El amor no es espontáneo: exige disciplina, ascesis, lucha contra el instinto de cólera y la tentación del odio. De ahí la responsabilidad de quien tiene el valor de ejercer la corrección fraterna denunciando «constructivamente» el mal cometido por los demás. El amor al enemigo no debe confundirse con la complicidad con el pecador. Al contrario, precisamente la libertad de quien sabe corregir y amonestar a quien comete el mal nace de la profundidad de la fe y del amor al Señor, que son la condición necesaria para el amor al enemigo. Quien no guarda rencor y no se venga, sino que corrige a su hermano, de hecho también es capaz de perdonar; y el perdón es la misteriosa madurez de la fe y del amor por la que la persona ofendida elige libremente renunciar a su propio derecho contra quien ya ha pisoteado sus justos derechos. Quien perdona sacrifica una relación jurídica en favor de una relación de gracia. 

Incluso Jesús, cuando pide amar al enemigo, pone al creyente en una tensión, en un camino. Del esfuerzo por superar una y otra vez la ley del talión, es decir, la tentación de devolver el mal recibido, el creyente debe llegar a no oponerse al malvado, a oponerse al mal con la pasividad activa de la no violencia, confiando en Dios único Señor y Juez de los corazones y de las acciones de los hombres. 

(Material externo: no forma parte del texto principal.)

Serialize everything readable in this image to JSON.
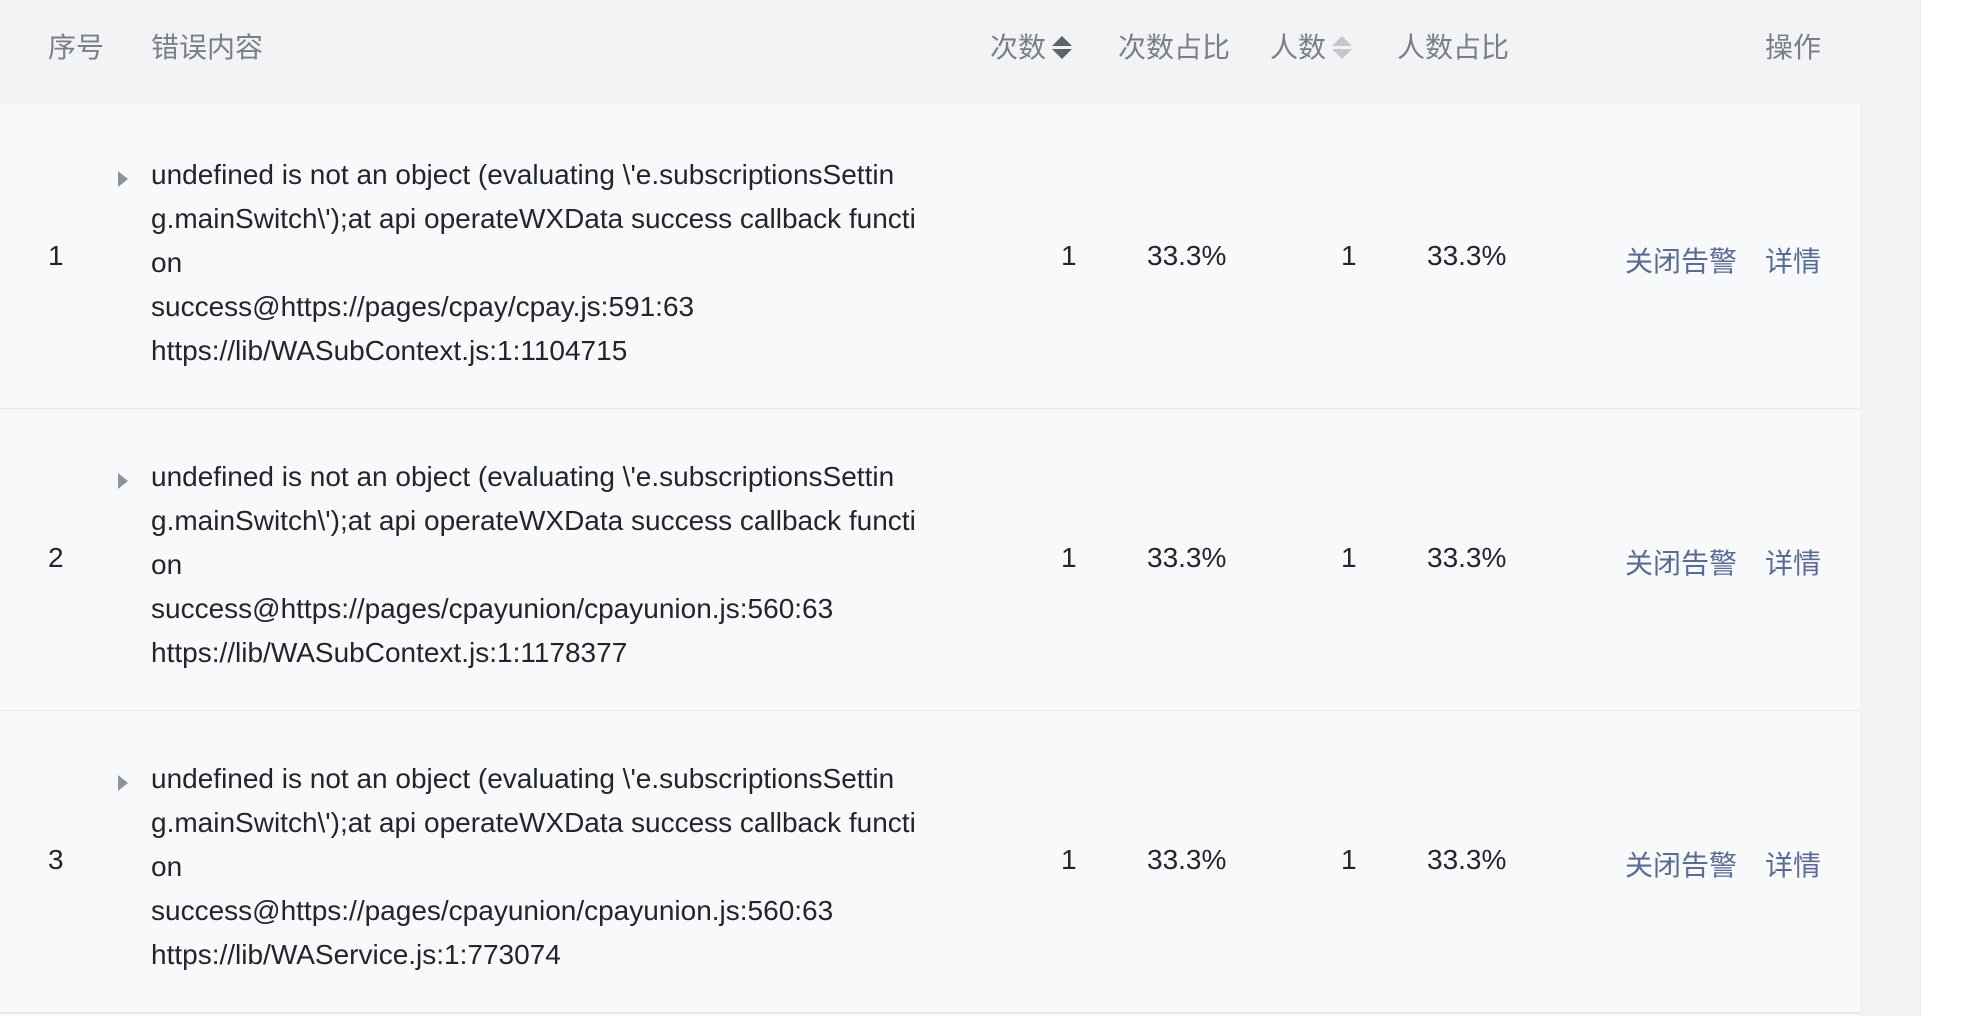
{
  "table": {
    "headers": {
      "index": "序号",
      "error": "错误内容",
      "count": "次数",
      "count_ratio": "次数占比",
      "users": "人数",
      "users_ratio": "人数占比",
      "actions": "操作"
    },
    "rows": [
      {
        "index": "1",
        "message": "undefined is not an object (evaluating \\'e.subscriptionsSettin\ng.mainSwitch\\');at api operateWXData success callback functi\non\nsuccess@https://pages/cpay/cpay.js:591:63\nhttps://lib/WASubContext.js:1:1104715",
        "count": "1",
        "count_ratio": "33.3%",
        "users": "1",
        "users_ratio": "33.3%",
        "close_alert": "关闭告警",
        "detail": "详情"
      },
      {
        "index": "2",
        "message": "undefined is not an object (evaluating \\'e.subscriptionsSettin\ng.mainSwitch\\');at api operateWXData success callback functi\non\nsuccess@https://pages/cpayunion/cpayunion.js:560:63\nhttps://lib/WASubContext.js:1:1178377",
        "count": "1",
        "count_ratio": "33.3%",
        "users": "1",
        "users_ratio": "33.3%",
        "close_alert": "关闭告警",
        "detail": "详情"
      },
      {
        "index": "3",
        "message": "undefined is not an object (evaluating \\'e.subscriptionsSettin\ng.mainSwitch\\');at api operateWXData success callback functi\non\nsuccess@https://pages/cpayunion/cpayunion.js:560:63\nhttps://lib/WAService.js:1:773074",
        "count": "1",
        "count_ratio": "33.3%",
        "users": "1",
        "users_ratio": "33.3%",
        "close_alert": "关闭告警",
        "detail": "详情"
      }
    ]
  },
  "icons": {
    "sort_count": "sort-icon",
    "sort_users": "sort-icon",
    "expand": "triangle-right-icon"
  }
}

Incluso hasta el enemigo puede ser nuestro mayor maestro, el que verdaderamente puede desvelar lo que habita en nuestro corazón y que no aflora cuando estamos en buenas relaciones con los demás… Pero para que todo esto sea posible, es indispensable lo que siempre se recuerda en los Evangelios junto al mandato de amar a los enemigos, a saber, la oración por los perseguidores, la intercesión por los adversarios: «Amad a vuestros enemigos y rogad por vuestros perseguidores» (Mateo 5, 44). 

Si no asumimos al otro -y en particular al otro que se ha hecho nuestro enemigo, que nos contradice, que se nos opone, que nos calumnia, que…- en la oración, aprendiendo así a verlo con los ojos de Dios, en el misterio de su persona y de su vocación, ¡nunca llegaremos a amarlo! 

En todo caso, y ésta es la excelencia que hace tan diferente la fe cristiana, el amor al enemigo es una cuestión de profundidad de fe, de inteligencia del corazón, de riqueza interior, de amor al Señor, y no, simplemente, de buena voluntad.